Make sure to ask about fee structures, if it’s percentage-based or flat fees to make sure you’re not paying too much, she says. Keep in mind, mutual funds and ETFs have an expense ratio, Kibler says, where a fee is built into the funds.

Consider a Simplified Employee Pension or profit-sharing plan. After the business begins to make money and there is enough extra, consider investing in a SEP, where a business owner can contribute 25 percent of compensation or $53,000, whatever is lower. Once employees are in the mix, the calculations become complicated because an employer must contribute to their pension as well. That’s when many small business owners will then move towards a profit-sharing plan where they can contribute based on their cash flow.

Rein in the tax-deductible expenses. One of the big pitfalls is expensing too much travel and entertainment through the business, Hammer says. “You tend to spend that money too freely, when you can write off a dinner, or the lease on your car,” he says. “That can get out of hand pretty quickly. You can feel like it’s free money, but it’s still not.”

Don’t forget the basics. Many business owners get so busy they don’t remember to create a will and buy life insurance. “If I didn’t wake up tomorrow, that ATM would shut down if I wasn’t here,” Hammer says. “And what would happen to my family and people who are dependent on me?”

Instead he recommends small business owners to take a $1,000 to get a will or small life insurance police instead of making an IRA contribution.

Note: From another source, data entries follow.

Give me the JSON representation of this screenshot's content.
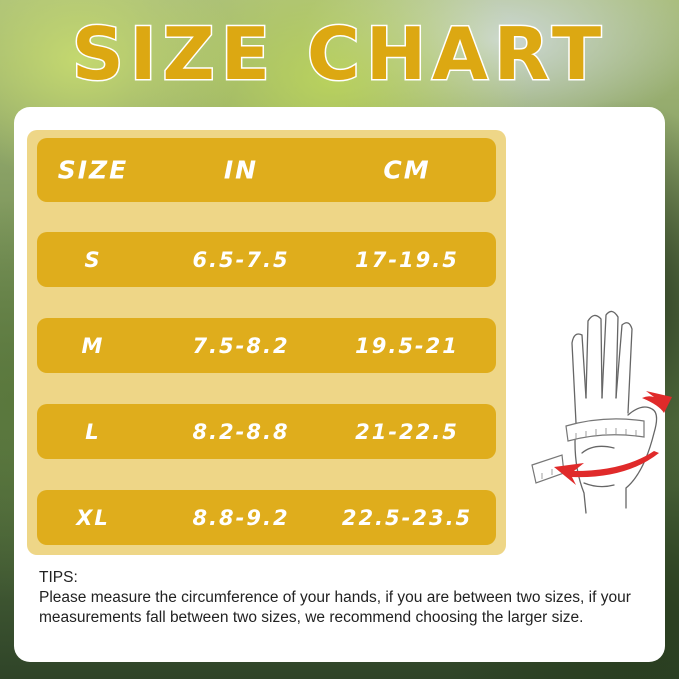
{
  "title": "SIZE CHART",
  "table": {
    "headers": [
      "SIZE",
      "IN",
      "CM"
    ],
    "rows": [
      [
        "S",
        "6.5-7.5",
        "17-19.5"
      ],
      [
        "M",
        "7.5-8.2",
        "19.5-21"
      ],
      [
        "L",
        "8.2-8.8",
        "21-22.5"
      ],
      [
        "XL",
        "8.8-9.2",
        "22.5-23.5"
      ]
    ]
  },
  "tips": {
    "label": "TIPS:",
    "text": "Please measure the circumference of your hands, if you are between two sizes,  if your measurements fall between two sizes, we recommend choosing the larger size."
  },
  "illustration": "hand-measuring-tape-icon",
  "colors": {
    "gold": "#dfad1c",
    "panel": "#eed687",
    "arrow": "#e02a2a"
  }
}
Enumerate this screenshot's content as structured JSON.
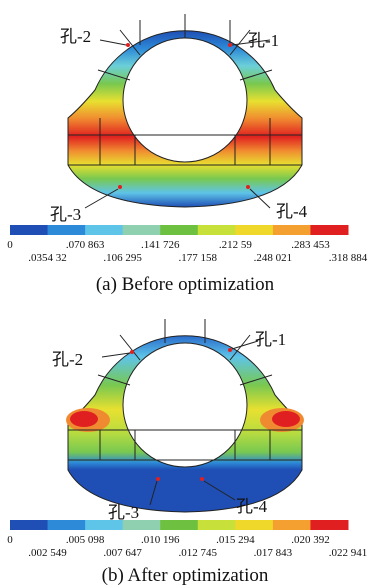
{
  "panels": [
    {
      "labels": [
        "孔-2",
        "孔-1",
        "孔-3",
        "孔-4"
      ],
      "legend": {
        "ticks_top": [
          "0",
          ".070 863",
          ".141 726",
          ".212 59",
          ".283 453"
        ],
        "ticks_bottom": [
          ".0354 32",
          ".106 295",
          ".177 158",
          ".248 021",
          ".318 884"
        ]
      },
      "caption": "(a) Before optimization"
    },
    {
      "labels": [
        "孔-2",
        "孔-1",
        "孔-3",
        "孔-4"
      ],
      "legend": {
        "ticks_top": [
          "0",
          ".005 098",
          ".010 196",
          ".015 294",
          ".020 392"
        ],
        "ticks_bottom": [
          ".002 549",
          ".007 647",
          ".012 745",
          ".017 843",
          ".022 941"
        ]
      },
      "caption": "(b) After optimization"
    }
  ]
}
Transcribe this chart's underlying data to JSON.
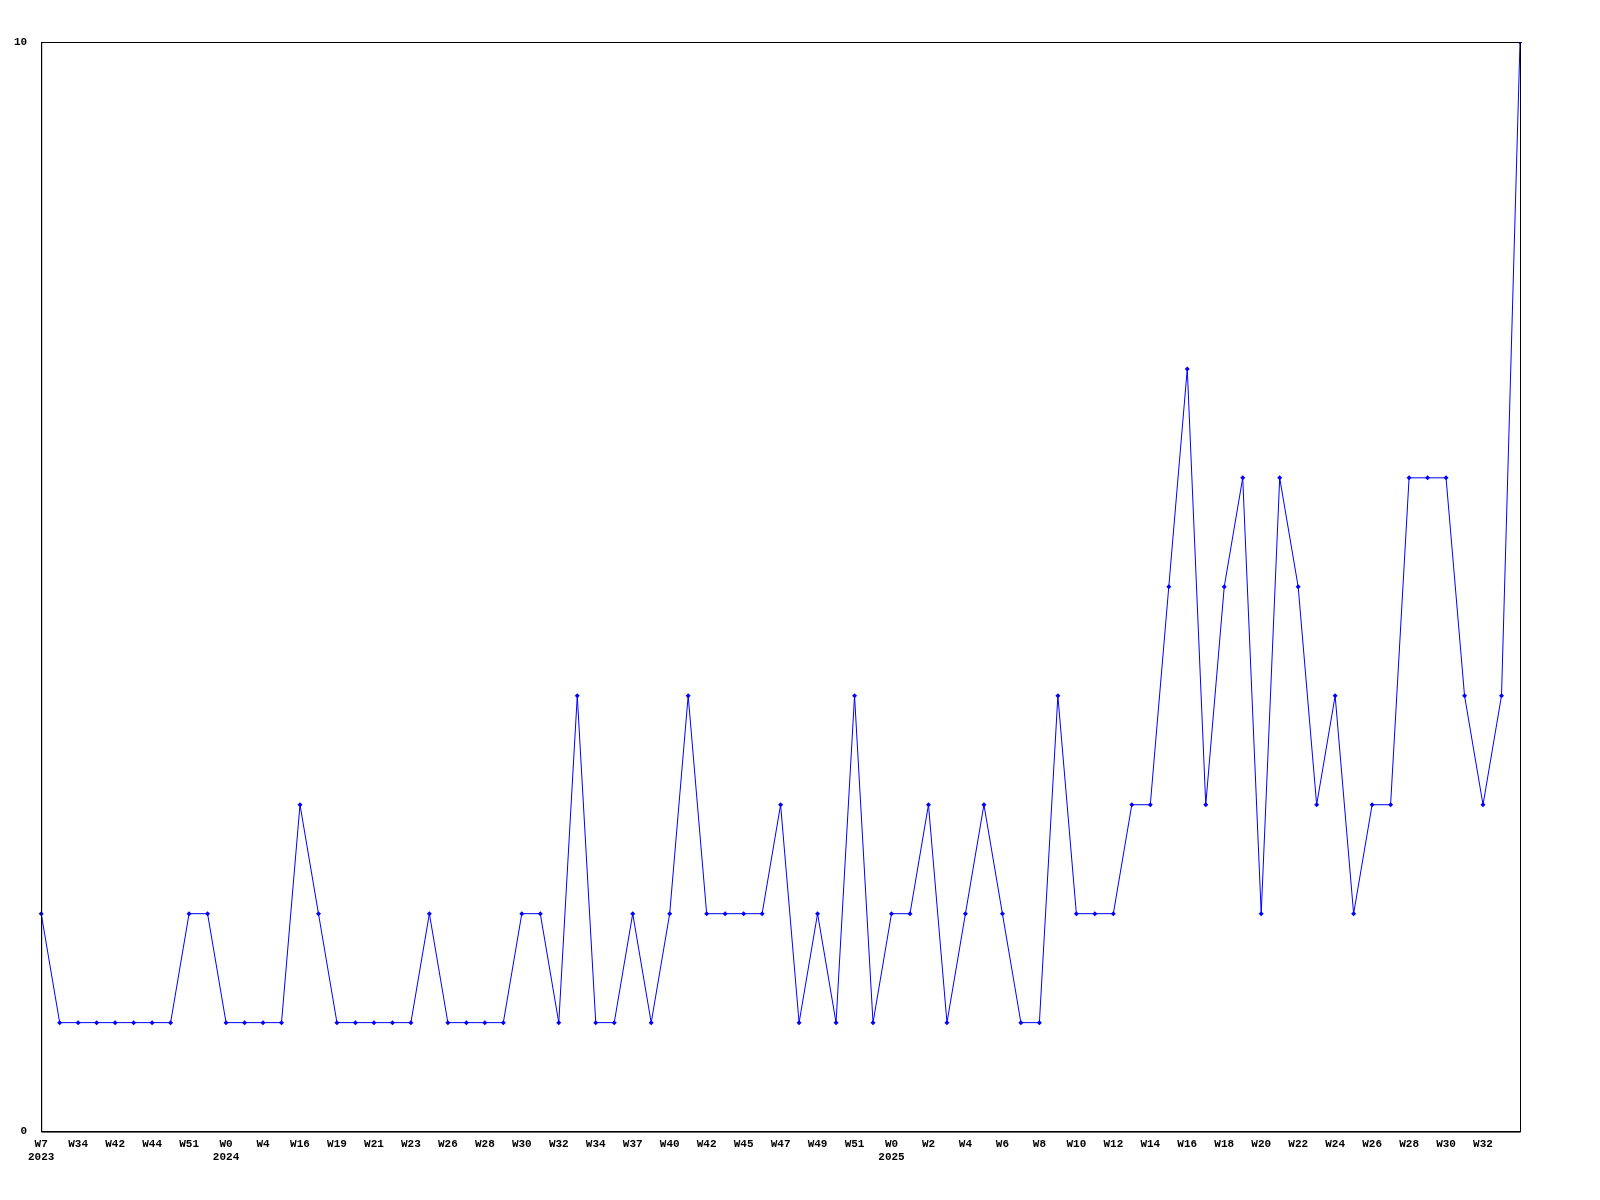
{
  "chart_data": {
    "type": "line",
    "categories": [
      "W7\n2023",
      null,
      "W34",
      null,
      "W42",
      null,
      "W44",
      null,
      "W51",
      null,
      "W0\n2024",
      null,
      "W4",
      null,
      "W16",
      null,
      "W19",
      null,
      "W21",
      null,
      "W23",
      null,
      "W26",
      null,
      "W28",
      null,
      "W30",
      null,
      "W32",
      null,
      "W34",
      null,
      "W37",
      null,
      "W40",
      null,
      "W42",
      null,
      "W45",
      null,
      "W47",
      null,
      "W49",
      null,
      "W51",
      null,
      "W0\n2025",
      null,
      "W2",
      null,
      "W4",
      null,
      "W6",
      null,
      "W8",
      null,
      "W10",
      null,
      "W12",
      null,
      "W14",
      null,
      "W16",
      null,
      "W18",
      null,
      "W20",
      null,
      "W22",
      null,
      "W24",
      null,
      "W26",
      null,
      "W28",
      null,
      "W30",
      null,
      "W32",
      null,
      null
    ],
    "series": [
      {
        "color": "#0000ff",
        "values": [
          2,
          1,
          1,
          1,
          1,
          1,
          1,
          1,
          2,
          2,
          1,
          1,
          1,
          1,
          3,
          2,
          1,
          1,
          1,
          1,
          1,
          2,
          1,
          1,
          1,
          1,
          2,
          2,
          1,
          4,
          1,
          1,
          2,
          1,
          2,
          4,
          2,
          2,
          2,
          2,
          3,
          1,
          2,
          1,
          4,
          1,
          2,
          2,
          3,
          1,
          2,
          3,
          2,
          1,
          1,
          4,
          2,
          2,
          2,
          3,
          3,
          5,
          7,
          3,
          5,
          6,
          2,
          6,
          5,
          3,
          4,
          2,
          3,
          3,
          6,
          6,
          6,
          4,
          3,
          4,
          10
        ]
      }
    ],
    "ylim": [
      0,
      10
    ],
    "yticks": [
      0,
      10
    ],
    "grid": false,
    "legend": false,
    "marker": "diamond",
    "line_style": "solid"
  }
}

Ask for money before you need it. If you’ve had a good year or two good years, consider getting a line of credit from the bank when you can, Hammer says. “Ask at the point where your business looks really great,” he says. “You don’t want to ask when you are in the belly of the beast and everything stinks, because the bank won’t give you money or you’ll have to go to some hard money lender.”

Instead get an equity line of credit that’s not drawn, but available in reserve instead of trying go through obtaining it during a cash-flow crisis. “You want your only question to be how much do we need, when do we need to take it, not how do we find this money,” Hammer says. “Typically, unless you have a family member or friend, to go the traditional channel at that point could put you out of business.”